PAINT NIGHT BRUSHES UP ON POT LAW
Art classes set for Everett
A Denver company that puts a weed-friendly spin on the paintnight craze is bringing events to the Boston area.
Puff, Pass & Paint encourages participants ages 21 and older to bring their own cannabis and light up, vape or eat marijuana edibles while they explore the creative process of painting. Owner Heidi Keyes started the company in Denver in early 2014 after Colorado legalized recreational marijuana.
“I was working as an artist, and I always have been a cannabis user myself,” said Keyes, a landscape painter. “It took off so quickly that I had to get a bigger studio and expand to more classes.”
The company also has operations in five other locations with legal recreational marijuana — Oakland, Los Angeles and Orange County, Calif.; Washington, D.C.; and Portland, Ore. In Phoenix, it runs events for medical marijuana users.

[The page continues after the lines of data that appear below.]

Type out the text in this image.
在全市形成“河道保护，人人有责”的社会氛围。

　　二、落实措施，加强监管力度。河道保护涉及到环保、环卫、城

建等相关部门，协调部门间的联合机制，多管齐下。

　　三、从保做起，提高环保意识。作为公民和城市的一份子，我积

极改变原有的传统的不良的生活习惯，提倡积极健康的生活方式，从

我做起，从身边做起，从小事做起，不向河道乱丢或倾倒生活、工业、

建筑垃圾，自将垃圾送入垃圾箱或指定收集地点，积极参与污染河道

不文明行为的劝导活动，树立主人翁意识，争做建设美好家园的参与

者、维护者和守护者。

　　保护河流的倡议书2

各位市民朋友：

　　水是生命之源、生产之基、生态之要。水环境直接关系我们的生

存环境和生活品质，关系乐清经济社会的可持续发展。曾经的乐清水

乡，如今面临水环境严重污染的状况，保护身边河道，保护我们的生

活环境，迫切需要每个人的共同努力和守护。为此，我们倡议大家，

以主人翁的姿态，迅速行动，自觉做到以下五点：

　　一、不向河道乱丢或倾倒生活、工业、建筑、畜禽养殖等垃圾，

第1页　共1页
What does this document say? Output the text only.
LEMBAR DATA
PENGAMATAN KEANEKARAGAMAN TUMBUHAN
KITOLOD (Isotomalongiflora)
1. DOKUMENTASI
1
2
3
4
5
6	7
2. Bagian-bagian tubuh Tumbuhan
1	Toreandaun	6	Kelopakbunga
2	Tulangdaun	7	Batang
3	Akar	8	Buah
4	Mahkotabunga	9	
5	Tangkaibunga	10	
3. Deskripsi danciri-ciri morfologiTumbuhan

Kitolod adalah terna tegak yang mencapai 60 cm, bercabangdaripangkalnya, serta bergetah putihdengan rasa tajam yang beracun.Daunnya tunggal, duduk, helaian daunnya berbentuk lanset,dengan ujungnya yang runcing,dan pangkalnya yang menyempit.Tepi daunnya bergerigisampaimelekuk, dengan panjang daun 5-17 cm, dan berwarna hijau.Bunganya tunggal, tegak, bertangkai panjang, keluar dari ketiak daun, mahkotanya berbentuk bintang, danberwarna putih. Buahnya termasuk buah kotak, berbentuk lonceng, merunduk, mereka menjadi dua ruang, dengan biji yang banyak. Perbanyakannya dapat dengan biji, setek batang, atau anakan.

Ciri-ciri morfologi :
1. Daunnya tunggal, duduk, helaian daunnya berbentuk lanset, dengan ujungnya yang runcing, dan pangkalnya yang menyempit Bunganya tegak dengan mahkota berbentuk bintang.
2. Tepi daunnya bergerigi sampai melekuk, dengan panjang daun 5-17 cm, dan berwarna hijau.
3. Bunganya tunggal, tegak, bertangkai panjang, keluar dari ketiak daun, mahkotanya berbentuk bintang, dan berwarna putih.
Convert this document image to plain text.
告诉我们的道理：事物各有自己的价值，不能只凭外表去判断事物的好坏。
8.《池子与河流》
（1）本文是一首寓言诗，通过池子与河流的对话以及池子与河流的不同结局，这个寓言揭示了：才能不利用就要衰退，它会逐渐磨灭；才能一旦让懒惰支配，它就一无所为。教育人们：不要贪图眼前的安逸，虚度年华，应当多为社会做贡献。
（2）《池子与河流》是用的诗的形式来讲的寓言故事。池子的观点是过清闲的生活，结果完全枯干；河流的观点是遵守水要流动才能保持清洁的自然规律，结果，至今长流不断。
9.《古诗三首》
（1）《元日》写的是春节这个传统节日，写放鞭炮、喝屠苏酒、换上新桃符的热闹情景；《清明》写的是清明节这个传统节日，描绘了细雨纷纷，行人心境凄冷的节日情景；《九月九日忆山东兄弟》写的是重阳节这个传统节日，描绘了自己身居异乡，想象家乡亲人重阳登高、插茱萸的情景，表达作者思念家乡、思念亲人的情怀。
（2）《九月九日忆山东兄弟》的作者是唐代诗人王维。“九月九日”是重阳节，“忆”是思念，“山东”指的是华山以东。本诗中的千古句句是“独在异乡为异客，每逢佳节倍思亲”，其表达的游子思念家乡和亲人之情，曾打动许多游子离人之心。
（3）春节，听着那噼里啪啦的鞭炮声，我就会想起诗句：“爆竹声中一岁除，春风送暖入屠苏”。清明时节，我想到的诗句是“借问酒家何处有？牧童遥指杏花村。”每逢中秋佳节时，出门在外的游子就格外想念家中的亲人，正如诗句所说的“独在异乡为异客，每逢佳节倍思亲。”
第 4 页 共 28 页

Puff, Pass & Paint does not supply cannabis to class participants, according to Keyes.
“It’s all BYOC,” she said. “We want to make sure we’re furthering legalization, not harming it.”
Weed “makes people more relaxed and more willing to be themselves” while painting, according to Keyes. “They just enjoy the experience more rather than worrying about creating a perfect painting,” she said.
But weed consumption isn’t required.
“It’s more just about creating a safe space where it is an option,” Keyes said.
Boston-area classes will be held at Kreative Kollective Studios, a private communal workspace for artists in Everett. Keyes will teach the first class Saturday, and then use local artists when weekly Saturday sessions start April 7. The two-hour classes accommodate up to 50 people and run $39 to $49, with all art supplies included.
Pass & Paint’s private events will operate outside control of the state Cannabis Control Commission, which is charged with regulating Massachusetts’ legal marijuana industry and is developing licensing regulations for sales set to begin in July and businesses that could include public social consumption operations.
“We only have jurisdiction over those establishments we license,” a commission spokeswoman said. “This would not be in our jurisdiction.”
Gov. Charlie Baker, House Speaker Robert DeLeo and other officials have called on the commission to hold off on licensing marijuana cafes, delivery-only businesses and mixed-use businesses such as cinemas and massage parlors that would offer marijuana products until an initial retail market is up and running. The commission will meet to review feedback it received to its proposed rules today through Wednesday. A final commission vote on its regulations is due next week.
Keyes’ company, which is affiliated with CannabisTours.com, also offers other classes including Puff, Pass & Pottery and Puff, Pass & Pastry cooking sessions in other markets, and plans to eventually expand its Boston-area operations.
“We’re going to start with the painting first and then go on to more legal creative classes and tours,” she said.